The aqueous base coating composition of the present invention contains a specific acrylic emulsion resin, polyether polyol, urethane emulsion resin and luster colorant. When formed by the coat 1 bake method, the flip-flop property is good. It is considered that this is because the mixed layer of the base coating film and the clear coating film at the time of forming the clear coating film was suppressed by the urethane emulsion resin present in the base coating film.

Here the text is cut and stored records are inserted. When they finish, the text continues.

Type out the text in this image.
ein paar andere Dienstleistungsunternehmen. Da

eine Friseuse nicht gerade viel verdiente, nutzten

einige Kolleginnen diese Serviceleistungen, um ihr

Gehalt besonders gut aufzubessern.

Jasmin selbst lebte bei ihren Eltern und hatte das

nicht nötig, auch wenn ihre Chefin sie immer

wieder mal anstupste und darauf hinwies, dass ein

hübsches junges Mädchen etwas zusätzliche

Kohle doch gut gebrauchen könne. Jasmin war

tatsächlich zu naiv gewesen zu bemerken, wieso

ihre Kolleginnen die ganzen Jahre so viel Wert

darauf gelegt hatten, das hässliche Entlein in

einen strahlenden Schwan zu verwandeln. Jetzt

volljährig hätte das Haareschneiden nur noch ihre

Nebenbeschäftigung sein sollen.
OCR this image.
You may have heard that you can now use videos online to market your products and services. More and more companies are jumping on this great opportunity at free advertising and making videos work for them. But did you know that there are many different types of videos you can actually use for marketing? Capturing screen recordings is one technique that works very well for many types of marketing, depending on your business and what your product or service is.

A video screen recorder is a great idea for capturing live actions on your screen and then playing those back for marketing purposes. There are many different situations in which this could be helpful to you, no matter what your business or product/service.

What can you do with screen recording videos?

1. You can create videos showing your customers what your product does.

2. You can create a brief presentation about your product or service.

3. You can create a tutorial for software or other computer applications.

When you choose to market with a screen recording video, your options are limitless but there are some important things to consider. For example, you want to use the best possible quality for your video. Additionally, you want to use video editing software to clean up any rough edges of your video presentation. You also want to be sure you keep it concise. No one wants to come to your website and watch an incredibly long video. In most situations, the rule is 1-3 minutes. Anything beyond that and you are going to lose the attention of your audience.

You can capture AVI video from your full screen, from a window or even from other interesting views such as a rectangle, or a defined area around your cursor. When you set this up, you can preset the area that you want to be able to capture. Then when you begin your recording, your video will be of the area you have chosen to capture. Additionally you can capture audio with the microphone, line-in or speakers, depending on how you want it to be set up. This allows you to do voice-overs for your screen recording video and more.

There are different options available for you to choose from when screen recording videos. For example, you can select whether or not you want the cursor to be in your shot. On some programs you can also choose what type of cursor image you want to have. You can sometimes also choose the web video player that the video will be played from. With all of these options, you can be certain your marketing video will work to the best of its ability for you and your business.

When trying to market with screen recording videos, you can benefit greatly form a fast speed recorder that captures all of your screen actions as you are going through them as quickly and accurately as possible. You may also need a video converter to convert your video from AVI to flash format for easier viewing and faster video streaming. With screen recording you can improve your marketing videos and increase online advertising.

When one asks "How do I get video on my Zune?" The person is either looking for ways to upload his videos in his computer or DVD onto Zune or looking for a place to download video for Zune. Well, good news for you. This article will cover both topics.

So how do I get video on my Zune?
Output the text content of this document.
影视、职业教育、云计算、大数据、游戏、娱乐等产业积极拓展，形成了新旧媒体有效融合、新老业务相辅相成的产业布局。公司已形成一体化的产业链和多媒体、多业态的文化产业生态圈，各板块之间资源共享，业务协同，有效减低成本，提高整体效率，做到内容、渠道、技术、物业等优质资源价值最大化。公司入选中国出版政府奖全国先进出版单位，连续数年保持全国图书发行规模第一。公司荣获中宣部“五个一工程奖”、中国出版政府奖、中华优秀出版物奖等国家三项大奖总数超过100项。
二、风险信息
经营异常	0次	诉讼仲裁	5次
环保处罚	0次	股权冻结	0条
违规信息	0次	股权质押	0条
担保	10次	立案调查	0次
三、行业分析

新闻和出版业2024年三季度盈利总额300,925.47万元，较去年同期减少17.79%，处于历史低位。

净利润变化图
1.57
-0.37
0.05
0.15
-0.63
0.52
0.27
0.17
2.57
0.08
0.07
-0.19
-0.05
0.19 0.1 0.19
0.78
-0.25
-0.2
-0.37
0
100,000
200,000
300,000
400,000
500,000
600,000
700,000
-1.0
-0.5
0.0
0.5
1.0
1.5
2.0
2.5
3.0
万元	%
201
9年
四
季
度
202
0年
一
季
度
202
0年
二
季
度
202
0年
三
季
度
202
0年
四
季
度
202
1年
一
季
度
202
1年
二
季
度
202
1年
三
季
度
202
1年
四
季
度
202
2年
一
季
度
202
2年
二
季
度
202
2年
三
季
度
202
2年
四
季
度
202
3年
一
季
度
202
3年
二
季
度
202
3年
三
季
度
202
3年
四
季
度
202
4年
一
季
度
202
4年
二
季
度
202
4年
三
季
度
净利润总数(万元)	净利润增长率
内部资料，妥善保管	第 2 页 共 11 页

─────────────────────────────────────────────────── ─── Continuation of front page (51) Int.Cl. ⁷ Identification code FI theme code (reference) C09D 5/29 C09D 5/29 167/00 167/00 167/08 167/08 171/08 171/08 175 / 04 175/04 (72) Inventor Akihiro Kanakura 19-17 Ikedanaka-cho, Neyagawa-shi, Osaka F-term in Japan Paint Co., Ltd. (reference) 4D075 AE03 AE09 AE12 BB26Z CB03 CB06 DA06 DA23 DB01 DB02 DB06 DB07 DB31 DB34 DB36 DB38 DB48 DB50 DB53 DC12 DC13 EA06 EA13 EA43 EB22 EB32.

Claims (7)

[Claims] 1. An ester portion containing 65% by mass or more of (meth) acrylic acid ester having 1 or 2 carbon atoms,
Acrylic emulsion resin obtained by emulsion polymerization of an α, β-ethylenically unsaturated monomer mixture having an acid value of 3 to 50 mgKOH / g, having an average of 0.02 or more primary hydroxyl groups in one molecule and a number average molecular weight of 300 to A polyether polyol having a water tolerance of 3000 and a water tolerance of 2.0 or more,
A water-based coating composition comprising a urethane emulsion resin and a glittering material. 2. The aqueous base coating composition according to claim 1, wherein the urethane emulsion resin is contained in an amount of 3 to 30 parts by mass per 100 parts by mass of the coating resin solid content. 3. The polyether polyol has at least one primary hydroxyl group in one molecule and has a hydroxyl value of 30 to 700 mgKOH / g.
The water-based base coating composition according to 1. 4. The polyether polyol has two or more hydroxyl groups in one molecule.
An aqueous base coating composition according to any one of 3 to 3. 5. The aqueous base coating composition according to claim 1, further containing a polyester resin or an alkyd resin. 6. A step (1) of forming a base coating film by applying an aqueous base coating material to an object to be coated, wherein a clear coating material is applied on the base coating film without curing the base coating film. A method for forming a coating film, which comprises the step (2) of forming a film and the step (3) of simultaneously heating and curing the base coating film and the clear coating film to form a coating film, wherein the aqueous base coating composition comprises: Item 6. A method for forming a coating film, which is the water-based coating composition according to any one of items 1 to 5. 7. A coating film formed by the method according to claim 6.